Putting a STOP to Bullying: Top Tips for Foster Carers

The Anti-Bullying Week 2017 theme this year was “All Equal, All Different, and All Together”. Its aim is to support schools and youth organisations to celebrate difference and diversity; bring children and young people together to celebrate what makes them and others unique; and help create welcoming and inclusive environments both off and online for children and young people.

What is bullying?

The Northern Ireland Anti-Bullying Forum defines bullying as: the repeated use of power by one or more persons intentionally to hurt, harm or adversely affect the rights and needs of another or others.

There are plenty of things that you as a foster carer can do if you think that a child you are looking after is being bullied.

How can bullying present itself?

Unfortunately, there are many ways that bullying can present itself:

  • Being made fun of, called names, put down or threatened.
  • Being left out, excluded or isolated from others.
  • Being forced to do something that they don’t want to do or know that they shouldn’t do.
  • Having rumours spread about themselves, or have others talking about them behind their backs.
  • Being hit, punched, kicked, tripped up, pinched, bitten or knocked over

As well as these, cyberbullying is the most recent way that children can targeted.  The Northern Ireland Anti-Bullying Forum describes cyberbullying as: Bullying that takes place through electronic technologies such as mobile or smart phones, smart phone apps, social network websites and gaming consoles.’

What is bullying NOT?

  • An argument
  • A disagreement or falling out
  • Someone being ‘nasty’ as a one-off
  • A group dynamic issue where children or young people need to learn how to get on better

How can I help the situation?

Your first obligation as a foster carer is to ensure that your child feels safe. It is important that you keep your’s and your child’s social worker up to date on any concerns you have as they can offer additional insight and advice on how to progress.  Make sure that your child feels that they have the information to process the situation, with coping strategies and that they are clear who they can get support from when they feel overwhelmed.

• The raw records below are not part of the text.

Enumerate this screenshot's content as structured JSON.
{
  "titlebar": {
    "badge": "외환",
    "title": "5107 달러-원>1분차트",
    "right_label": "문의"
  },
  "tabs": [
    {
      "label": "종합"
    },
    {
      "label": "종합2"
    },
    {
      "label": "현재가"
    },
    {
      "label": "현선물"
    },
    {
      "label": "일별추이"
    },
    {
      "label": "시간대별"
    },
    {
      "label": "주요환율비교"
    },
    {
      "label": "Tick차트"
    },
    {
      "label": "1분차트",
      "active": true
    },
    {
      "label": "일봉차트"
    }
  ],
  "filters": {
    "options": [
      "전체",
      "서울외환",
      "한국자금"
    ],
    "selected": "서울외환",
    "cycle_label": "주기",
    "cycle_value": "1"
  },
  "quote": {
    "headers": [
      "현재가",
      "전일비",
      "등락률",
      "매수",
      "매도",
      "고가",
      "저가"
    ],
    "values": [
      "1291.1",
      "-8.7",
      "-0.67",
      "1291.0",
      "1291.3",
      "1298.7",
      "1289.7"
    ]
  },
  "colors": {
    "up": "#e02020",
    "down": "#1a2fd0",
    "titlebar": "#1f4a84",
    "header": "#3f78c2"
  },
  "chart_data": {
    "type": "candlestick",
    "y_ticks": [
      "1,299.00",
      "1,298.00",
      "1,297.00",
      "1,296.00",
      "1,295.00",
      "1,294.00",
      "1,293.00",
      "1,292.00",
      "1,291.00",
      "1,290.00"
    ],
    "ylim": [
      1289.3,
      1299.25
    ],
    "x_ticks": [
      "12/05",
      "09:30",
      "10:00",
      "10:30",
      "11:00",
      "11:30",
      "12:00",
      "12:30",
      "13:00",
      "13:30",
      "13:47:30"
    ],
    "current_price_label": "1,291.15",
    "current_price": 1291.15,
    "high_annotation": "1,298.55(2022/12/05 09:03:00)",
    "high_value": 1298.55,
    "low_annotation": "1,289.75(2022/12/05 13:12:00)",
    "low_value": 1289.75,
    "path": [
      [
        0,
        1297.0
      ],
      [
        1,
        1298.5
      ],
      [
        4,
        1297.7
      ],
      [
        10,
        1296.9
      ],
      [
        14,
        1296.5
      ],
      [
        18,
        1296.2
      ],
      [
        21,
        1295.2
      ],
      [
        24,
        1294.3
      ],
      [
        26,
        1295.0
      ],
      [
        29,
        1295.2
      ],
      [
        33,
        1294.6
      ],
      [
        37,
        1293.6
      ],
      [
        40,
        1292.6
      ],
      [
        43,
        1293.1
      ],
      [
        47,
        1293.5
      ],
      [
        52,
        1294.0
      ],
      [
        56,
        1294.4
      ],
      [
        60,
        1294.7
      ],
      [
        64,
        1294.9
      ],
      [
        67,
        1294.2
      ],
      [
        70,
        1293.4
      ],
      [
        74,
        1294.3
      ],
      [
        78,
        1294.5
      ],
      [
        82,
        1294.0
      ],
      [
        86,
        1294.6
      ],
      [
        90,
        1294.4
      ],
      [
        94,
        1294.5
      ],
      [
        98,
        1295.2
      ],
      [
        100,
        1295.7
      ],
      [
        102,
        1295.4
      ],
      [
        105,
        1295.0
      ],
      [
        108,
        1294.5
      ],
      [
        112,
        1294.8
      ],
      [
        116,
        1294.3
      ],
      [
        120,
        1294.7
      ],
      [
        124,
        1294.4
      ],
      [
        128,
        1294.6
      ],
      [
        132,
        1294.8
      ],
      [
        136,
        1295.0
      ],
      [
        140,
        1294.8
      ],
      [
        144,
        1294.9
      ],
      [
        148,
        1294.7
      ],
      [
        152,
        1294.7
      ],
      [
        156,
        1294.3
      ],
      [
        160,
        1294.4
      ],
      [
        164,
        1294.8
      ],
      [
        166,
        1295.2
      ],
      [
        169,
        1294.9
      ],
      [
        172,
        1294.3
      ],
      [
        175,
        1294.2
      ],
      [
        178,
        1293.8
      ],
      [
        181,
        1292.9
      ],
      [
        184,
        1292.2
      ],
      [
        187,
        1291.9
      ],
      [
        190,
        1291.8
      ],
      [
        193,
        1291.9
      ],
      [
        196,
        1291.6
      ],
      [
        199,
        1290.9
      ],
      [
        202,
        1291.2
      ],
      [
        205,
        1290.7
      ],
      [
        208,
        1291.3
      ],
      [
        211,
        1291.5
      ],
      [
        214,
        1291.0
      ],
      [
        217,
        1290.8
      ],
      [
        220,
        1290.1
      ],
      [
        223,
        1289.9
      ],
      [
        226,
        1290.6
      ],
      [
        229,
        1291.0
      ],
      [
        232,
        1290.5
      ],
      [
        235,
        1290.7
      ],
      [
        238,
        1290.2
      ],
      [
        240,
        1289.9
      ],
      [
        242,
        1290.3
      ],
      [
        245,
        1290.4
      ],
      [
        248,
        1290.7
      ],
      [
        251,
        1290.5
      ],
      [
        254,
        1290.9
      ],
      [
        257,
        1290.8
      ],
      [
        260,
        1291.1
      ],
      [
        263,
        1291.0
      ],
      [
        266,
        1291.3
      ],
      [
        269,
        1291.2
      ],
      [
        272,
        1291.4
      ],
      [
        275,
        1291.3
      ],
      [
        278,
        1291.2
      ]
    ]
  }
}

  1. Talk to your child and explain that the bullying is not their fault, and that together you can sort out a solution.
  2. Raise all concerns with the child’s social worker and / or your own supervising social worker.
  3. Never dismiss any mention of bullying. It’s never acceptable and should always be taken seriously.
  4. Work together with your child and put a plan in place to help the situation.  Be transparent and keep communication channels open so they know what’s going on.
  5. Keep a diary of events and establish the facts.  If you have evidence, keep a record including screenshots, photos and texts if applicable.
  6. If the bullying is occurring at school, talk to the teacher.  Don’t get emotional. Instead, inform them of the facts of the situation and agree on an action plan.  Follow up this meeting in writing and ask for review meetings to ensure that actions are being taken to improve the situation.
  7. Identify coping strategies and encourage them to talk through their concerns with you.  Work together to practice responses to given situations so that they feel better equipped.
  8. Encourage activities to build their confidence.